Problem 2.
set.seed(1)
library("ISLR2")
glm.fit <- glm(default ~ income + balance, data = Default, family = binomial(link = "logit"))
summary(glm.fit)
##
## Call:
## glm(formula = default ~ income + balance, family = binomial(link = "logit"),
## data = Default)
##
## Coefficients:
## Estimate Std.
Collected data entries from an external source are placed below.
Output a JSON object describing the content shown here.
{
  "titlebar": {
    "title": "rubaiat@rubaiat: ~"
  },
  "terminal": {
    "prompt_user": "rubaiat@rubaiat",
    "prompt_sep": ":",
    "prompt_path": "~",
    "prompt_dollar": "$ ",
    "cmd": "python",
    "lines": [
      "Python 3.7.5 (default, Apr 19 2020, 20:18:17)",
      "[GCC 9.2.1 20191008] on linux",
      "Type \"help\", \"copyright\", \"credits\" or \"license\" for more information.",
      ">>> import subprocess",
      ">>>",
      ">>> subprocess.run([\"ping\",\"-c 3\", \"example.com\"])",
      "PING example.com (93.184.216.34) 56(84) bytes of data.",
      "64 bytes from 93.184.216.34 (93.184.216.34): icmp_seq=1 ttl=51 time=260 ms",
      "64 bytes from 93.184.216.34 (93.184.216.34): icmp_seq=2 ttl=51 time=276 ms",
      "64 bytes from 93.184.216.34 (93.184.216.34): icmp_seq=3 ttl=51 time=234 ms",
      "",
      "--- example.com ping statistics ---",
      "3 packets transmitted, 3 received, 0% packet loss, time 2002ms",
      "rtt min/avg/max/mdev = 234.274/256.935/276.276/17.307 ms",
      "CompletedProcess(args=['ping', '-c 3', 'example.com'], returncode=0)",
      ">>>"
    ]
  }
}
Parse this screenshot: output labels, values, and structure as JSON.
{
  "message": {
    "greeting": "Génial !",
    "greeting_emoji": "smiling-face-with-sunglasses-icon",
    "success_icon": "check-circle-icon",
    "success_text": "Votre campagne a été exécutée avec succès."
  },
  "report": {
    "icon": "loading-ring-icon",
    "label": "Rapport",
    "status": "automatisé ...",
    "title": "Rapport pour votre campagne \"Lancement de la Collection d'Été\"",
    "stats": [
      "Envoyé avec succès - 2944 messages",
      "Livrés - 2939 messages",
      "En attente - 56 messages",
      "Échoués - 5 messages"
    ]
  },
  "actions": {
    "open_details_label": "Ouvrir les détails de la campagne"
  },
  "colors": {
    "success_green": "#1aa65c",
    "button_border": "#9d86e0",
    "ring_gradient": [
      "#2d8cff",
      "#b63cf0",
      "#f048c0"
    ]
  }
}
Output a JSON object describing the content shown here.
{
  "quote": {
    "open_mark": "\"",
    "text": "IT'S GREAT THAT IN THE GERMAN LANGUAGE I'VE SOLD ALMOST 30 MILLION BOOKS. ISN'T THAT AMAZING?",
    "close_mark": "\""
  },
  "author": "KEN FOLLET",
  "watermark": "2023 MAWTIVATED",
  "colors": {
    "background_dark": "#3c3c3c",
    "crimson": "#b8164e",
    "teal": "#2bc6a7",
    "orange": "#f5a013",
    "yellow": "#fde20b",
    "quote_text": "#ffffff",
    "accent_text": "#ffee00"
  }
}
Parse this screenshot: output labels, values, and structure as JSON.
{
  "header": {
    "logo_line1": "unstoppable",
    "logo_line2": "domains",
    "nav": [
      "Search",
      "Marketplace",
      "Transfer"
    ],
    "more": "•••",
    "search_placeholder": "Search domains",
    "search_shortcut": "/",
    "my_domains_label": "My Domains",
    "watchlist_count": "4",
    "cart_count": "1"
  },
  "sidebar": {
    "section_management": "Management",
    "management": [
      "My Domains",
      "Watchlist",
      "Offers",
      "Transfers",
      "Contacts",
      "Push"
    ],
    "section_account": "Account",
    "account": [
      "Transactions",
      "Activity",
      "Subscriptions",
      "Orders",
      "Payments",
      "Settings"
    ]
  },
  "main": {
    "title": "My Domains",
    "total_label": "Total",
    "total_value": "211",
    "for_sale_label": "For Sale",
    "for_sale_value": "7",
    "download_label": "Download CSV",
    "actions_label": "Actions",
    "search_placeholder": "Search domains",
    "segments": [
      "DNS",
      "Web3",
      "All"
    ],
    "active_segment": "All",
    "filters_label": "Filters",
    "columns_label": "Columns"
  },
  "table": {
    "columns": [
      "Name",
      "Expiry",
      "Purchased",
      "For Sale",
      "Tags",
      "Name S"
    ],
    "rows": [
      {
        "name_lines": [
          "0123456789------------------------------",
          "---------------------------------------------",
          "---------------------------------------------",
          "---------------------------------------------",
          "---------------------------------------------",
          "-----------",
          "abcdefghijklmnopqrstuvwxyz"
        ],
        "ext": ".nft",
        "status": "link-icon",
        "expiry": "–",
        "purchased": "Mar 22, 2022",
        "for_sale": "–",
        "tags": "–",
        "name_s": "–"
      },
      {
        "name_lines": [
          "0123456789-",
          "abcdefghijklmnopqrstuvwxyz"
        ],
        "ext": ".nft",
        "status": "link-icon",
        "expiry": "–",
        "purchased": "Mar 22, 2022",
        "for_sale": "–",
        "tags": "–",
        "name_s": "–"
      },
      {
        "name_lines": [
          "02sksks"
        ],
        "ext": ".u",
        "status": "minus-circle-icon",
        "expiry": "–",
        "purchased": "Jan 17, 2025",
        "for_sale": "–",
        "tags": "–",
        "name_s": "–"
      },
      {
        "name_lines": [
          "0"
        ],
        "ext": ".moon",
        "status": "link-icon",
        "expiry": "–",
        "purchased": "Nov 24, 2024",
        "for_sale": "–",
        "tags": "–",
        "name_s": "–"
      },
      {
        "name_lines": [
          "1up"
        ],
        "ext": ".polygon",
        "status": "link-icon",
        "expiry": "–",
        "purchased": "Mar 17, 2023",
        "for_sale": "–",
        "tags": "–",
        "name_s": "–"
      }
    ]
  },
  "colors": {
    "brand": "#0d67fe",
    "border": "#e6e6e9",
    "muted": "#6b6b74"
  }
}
Error z value Pr(>|z|)
## (Intercept) -1.154e+01 4.348e-01 -26.545 < 2e-16 ***
## income 2.081e-05 4.985e-06 4.174 2.99e-05 ***
## balance 5.647e-03 2.274e-04 24.836 < 2e-16 ***
## ---
## Signif. codes: 0 '***' 0.001 '**' 0.01 '*' 0.05 '.' 0.1 ' ' 1
##
## (Dispersion parameter for binomial family taken to be 1)
##
## Null deviance: 2920.6 on 9999 degrees of freedom
## Residual deviance: 1579.0 on 9997 degrees of freedom
## AIC: 1585
##
## Number of Fisher Scoring iterations: 8
boot.fn <- function(data, index)
coef(glm(default ~ income + balance, data = data, subset = index, family = binomial(link = "logit")))
C
library(boot)
## Warning: package 'boot' was built under R version 4.3.3
boot(Default, boot.fn, 1000)
##
## ORDINARY NONPARAMETRIC BOOTSTRAP
##
##
## Call:
## boot(data = Default, statistic = boot.fn, R = 1000)
##
##
## Bootstrap Statistics :
## original bias std. error
## t1* -1.154047e+01 -3.945460e-02 4.344722e-01
## t2* 2.080898e-05 1.680317e-07 4.866284e-06
## t3* 5.647103e-03 1.855765e-05 2.298949e-04
Comparatively, the glm() model and bootstrap gave very similar standard errors for the coefficents in the logistic regression model. The only slight differences appear in the later decimal places with bootstrap generally giving the larger numbers.